First of all: $x-y$ even does not mean $x, y$ are even. If we took $x=1, y=3$, then $x-y=-2, y-x=2$ and both are even. The reflexivity comes from this thing quite easily, as $0$ is even. Symmetry is a quick thing to check, and transitivity is the only tricky part, but can be done by writing $x-y=2m, y-z=2n$ for some integers $m, n$, and then seeing what that gives for $x-z$.

Answer 2

I just don't understand when they said even,

Yeah, I don't either. But given any option, I'd take it to mean $R= \{(x,y)| x, y$ are both even$\}$.

does it mean R={(2,2),(2,4),(4,2),(4,4)}?

That's the only real thing that would make sense.

If yes how can I demonstrate it for example reflexive will be: for all x belongs to X (x,x)R(x,x)→(x,x)=(x,x)?

You can't.
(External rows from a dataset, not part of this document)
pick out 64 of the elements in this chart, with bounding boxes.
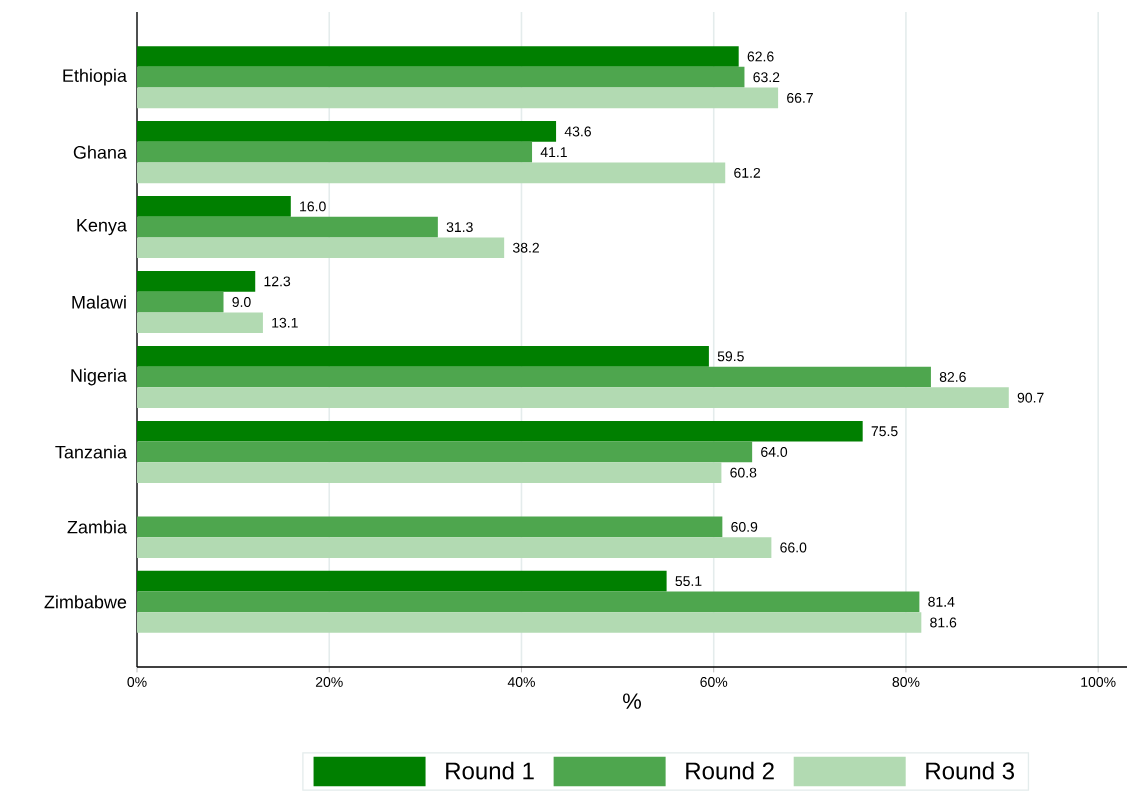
bar <box>137 312 263 334</box>
data-label: 12.3 <box>264 276 291 287</box>
x-tick-label: 60% <box>700 677 728 687</box>
y-tick-label: Ethiopia <box>63 68 127 86</box>
bar <box>137 462 722 483</box>
x-tick-label: 40% <box>507 677 535 687</box>
data-label: 31.3 <box>446 222 473 233</box>
x-tick-label: 80% <box>892 677 920 687</box>
bar <box>137 196 291 217</box>
bar <box>137 570 667 592</box>
data-label: 41.1 <box>540 147 567 157</box>
bar <box>137 516 723 538</box>
y-tick-label: Kenya <box>77 219 127 236</box>
legend-label: Round 1 <box>446 761 534 780</box>
bar <box>137 271 256 292</box>
data-label: 61.2 <box>734 167 761 178</box>
data-label: 82.6 <box>939 372 966 382</box>
bar <box>137 237 505 259</box>
data-label: 13.1 <box>272 317 298 328</box>
bar <box>137 612 922 633</box>
y-tick-label: Zambia <box>67 520 127 534</box>
bar <box>137 121 557 142</box>
bar <box>137 291 224 313</box>
data-label: 62.6 <box>747 51 774 62</box>
data-label: 9.0 <box>232 297 251 307</box>
y-tick-label: Nigeria <box>71 368 127 386</box>
bar <box>137 537 772 558</box>
data-label: 81.6 <box>930 617 957 628</box>
data-label: 59.5 <box>717 351 744 362</box>
data-label: 64.0 <box>761 446 788 457</box>
data-label: 66.0 <box>780 542 807 553</box>
bar <box>137 345 709 367</box>
bar <box>137 420 863 442</box>
x-axis-title: % <box>623 693 642 709</box>
data-label: 75.5 <box>871 426 898 437</box>
bar <box>137 387 1009 409</box>
bar <box>137 141 533 163</box>
bar <box>137 87 779 109</box>
data-label: 38.2 <box>512 242 539 253</box>
data-label: 63.2 <box>753 72 780 83</box>
bar <box>137 366 931 388</box>
data-label: 16.0 <box>300 201 326 212</box>
y-tick-label: Tanzania <box>55 445 127 459</box>
bar <box>137 216 438 238</box>
y-tick-label: Ghana <box>73 145 127 159</box>
data-label: 60.8 <box>730 467 757 478</box>
x-tick-label: 100% <box>1081 677 1116 687</box>
data-label: 55.1 <box>675 576 702 587</box>
x-tick-label: 20% <box>315 677 343 687</box>
bar <box>137 441 753 463</box>
legend-label: Round 3 <box>926 761 1015 780</box>
data-label: 43.6 <box>564 126 591 137</box>
data-label: 66.7 <box>787 92 813 103</box>
y-tick-label: Zimbabwe <box>44 595 127 609</box>
legend-label: Round 2 <box>686 761 774 780</box>
data-label: 81.4 <box>928 596 955 607</box>
y-tick-label: Malawi <box>72 295 126 309</box>
data-label: 60.9 <box>731 521 758 532</box>
data-label: 90.7 <box>1017 392 1044 403</box>
bar <box>137 46 739 67</box>
x-tick-label: 0% <box>127 677 147 687</box>
bar <box>137 591 920 613</box>
bar <box>137 66 745 88</box>
bar <box>137 162 726 184</box>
Because it wouldn't be true.

$1 \not R 1$ because $(1,1) \not \in R$. Nor is $(3,3)$ or $(5,5)\in R$.

So the relation just isn't reflexive.

I suspect the book has a typo and meant.

$R = \{(x,y): x, y$ are both even or are both odd$\}$. That would be an equivalence relation with exactly to equivalet classes.

Class 1: $ \{1,3,5\}$ as all elements in the class are equivalent to each other, and Class 2: $\{2,4\}$ as all elements in the class are equivalent to each other. Every element in $X$ is in one of the classes and the cases are disjoint and every element of $X$ belongs to exactly one class.
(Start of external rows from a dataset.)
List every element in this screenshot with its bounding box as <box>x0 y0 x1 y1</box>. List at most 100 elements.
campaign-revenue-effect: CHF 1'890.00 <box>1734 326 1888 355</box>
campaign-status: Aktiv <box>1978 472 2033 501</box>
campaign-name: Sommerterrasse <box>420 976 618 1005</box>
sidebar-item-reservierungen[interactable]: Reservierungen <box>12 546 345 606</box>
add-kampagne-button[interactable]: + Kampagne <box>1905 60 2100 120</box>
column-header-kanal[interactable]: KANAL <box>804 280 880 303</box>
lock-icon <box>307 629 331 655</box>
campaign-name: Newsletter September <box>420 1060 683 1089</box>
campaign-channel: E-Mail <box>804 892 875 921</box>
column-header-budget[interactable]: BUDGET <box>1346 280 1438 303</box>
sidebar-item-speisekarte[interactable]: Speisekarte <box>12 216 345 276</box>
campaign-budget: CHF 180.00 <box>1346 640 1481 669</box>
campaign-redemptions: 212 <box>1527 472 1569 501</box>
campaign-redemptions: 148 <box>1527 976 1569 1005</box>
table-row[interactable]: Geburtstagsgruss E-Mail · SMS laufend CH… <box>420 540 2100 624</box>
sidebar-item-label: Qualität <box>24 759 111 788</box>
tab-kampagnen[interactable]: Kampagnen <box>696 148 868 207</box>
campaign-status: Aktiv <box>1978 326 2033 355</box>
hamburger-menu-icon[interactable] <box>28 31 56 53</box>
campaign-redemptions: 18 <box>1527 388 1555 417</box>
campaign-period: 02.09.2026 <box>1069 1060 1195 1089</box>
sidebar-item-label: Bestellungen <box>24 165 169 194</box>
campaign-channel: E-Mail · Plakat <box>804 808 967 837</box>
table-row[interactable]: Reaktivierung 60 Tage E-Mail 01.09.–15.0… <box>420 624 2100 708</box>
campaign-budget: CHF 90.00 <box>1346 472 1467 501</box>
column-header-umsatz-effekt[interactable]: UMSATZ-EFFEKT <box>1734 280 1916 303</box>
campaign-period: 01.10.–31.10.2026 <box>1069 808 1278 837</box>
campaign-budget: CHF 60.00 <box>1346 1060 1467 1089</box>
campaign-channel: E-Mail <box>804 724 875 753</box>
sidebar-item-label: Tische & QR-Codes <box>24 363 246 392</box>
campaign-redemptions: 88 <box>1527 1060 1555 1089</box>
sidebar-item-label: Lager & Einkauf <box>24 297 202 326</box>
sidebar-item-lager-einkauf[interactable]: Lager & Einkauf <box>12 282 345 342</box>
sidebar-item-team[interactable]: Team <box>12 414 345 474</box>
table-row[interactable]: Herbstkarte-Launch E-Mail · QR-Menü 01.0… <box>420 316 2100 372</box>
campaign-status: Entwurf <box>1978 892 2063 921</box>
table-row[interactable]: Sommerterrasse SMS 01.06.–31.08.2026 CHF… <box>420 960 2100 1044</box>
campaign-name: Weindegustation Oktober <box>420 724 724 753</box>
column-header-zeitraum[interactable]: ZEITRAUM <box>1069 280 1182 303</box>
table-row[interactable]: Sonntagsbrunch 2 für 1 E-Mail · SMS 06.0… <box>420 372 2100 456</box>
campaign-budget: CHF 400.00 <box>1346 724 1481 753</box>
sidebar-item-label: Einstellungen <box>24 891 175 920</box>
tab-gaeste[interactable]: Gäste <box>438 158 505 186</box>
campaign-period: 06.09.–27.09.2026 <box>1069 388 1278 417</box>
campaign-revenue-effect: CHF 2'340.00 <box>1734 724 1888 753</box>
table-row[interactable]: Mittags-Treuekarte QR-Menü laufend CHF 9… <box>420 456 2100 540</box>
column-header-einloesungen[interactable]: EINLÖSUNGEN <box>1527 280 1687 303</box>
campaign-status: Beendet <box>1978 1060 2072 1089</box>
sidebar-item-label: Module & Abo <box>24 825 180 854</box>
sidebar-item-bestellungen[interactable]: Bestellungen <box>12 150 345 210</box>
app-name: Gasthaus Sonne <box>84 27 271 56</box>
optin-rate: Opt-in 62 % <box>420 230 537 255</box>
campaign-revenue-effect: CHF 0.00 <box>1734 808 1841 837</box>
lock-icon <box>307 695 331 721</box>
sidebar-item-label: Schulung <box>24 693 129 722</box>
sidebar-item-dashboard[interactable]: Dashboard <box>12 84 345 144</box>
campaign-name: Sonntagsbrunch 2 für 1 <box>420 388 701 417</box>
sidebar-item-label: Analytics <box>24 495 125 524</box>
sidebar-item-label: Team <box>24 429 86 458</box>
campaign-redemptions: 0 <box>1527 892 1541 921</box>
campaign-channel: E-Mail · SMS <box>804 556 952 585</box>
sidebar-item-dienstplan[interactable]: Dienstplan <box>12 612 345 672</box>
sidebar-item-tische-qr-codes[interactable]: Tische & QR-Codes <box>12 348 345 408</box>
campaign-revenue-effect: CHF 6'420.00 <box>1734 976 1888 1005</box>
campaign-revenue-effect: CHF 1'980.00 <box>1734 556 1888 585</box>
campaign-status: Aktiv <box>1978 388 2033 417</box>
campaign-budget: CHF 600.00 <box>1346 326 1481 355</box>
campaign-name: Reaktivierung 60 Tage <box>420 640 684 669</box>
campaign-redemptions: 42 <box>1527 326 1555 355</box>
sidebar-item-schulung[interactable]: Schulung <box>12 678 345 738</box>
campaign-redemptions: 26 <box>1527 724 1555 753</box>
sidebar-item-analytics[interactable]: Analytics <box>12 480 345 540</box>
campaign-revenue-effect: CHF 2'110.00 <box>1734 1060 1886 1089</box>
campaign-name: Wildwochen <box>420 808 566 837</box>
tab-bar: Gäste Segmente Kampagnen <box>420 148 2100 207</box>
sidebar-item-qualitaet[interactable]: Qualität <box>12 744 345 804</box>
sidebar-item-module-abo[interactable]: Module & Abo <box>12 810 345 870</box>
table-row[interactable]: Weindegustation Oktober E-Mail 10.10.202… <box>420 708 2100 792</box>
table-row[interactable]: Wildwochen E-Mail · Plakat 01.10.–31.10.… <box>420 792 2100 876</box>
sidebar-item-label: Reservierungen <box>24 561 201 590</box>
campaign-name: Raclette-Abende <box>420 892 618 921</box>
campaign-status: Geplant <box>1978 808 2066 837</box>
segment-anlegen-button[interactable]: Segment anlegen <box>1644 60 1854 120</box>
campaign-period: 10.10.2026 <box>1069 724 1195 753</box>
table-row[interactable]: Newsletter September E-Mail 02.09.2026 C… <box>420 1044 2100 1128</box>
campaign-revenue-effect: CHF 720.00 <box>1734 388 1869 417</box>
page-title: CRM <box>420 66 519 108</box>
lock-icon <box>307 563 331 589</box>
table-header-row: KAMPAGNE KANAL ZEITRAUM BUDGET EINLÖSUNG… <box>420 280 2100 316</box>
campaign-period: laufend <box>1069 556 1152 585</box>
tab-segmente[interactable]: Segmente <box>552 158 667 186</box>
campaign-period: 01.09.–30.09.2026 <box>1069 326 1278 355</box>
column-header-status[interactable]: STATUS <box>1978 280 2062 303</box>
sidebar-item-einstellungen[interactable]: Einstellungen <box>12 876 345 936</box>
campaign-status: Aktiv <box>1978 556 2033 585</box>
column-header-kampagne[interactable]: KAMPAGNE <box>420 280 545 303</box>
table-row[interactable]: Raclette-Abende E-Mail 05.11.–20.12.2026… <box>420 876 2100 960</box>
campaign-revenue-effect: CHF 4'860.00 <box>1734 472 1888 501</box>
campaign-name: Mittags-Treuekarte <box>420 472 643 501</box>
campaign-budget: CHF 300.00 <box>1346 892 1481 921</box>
(That's not the usual definition of equivalence relation, but it is an... ahem, equivalent, definition. It gets down to what equivalence means and why the text relation obviously isn't. In the texts case there is only one class, the class of evens: $\{2,4\}$ and $1,3,5$ aren't in any class.

....

Anyway it looks like you are on top of everything and have a good grasp on everything... except.....

The relation is on $X$ and contains ordered pairs of $X$ but we say $xRy$ which is the same thing as $(x,y) \in R$ or if $R$ is an equivalence relationship (which it may not be) then we can say "$x$ is equivalent to $y$" or notation $x \equiv y$.

We wouldn't write, as you did when you wrote "$(x,x)R(x,x)\rightarrow (x,x)=(x,x)$", about the pairs being related. Either the elements are related, OR the ordered pairs are in $R$. But not that the ordered pairs are related.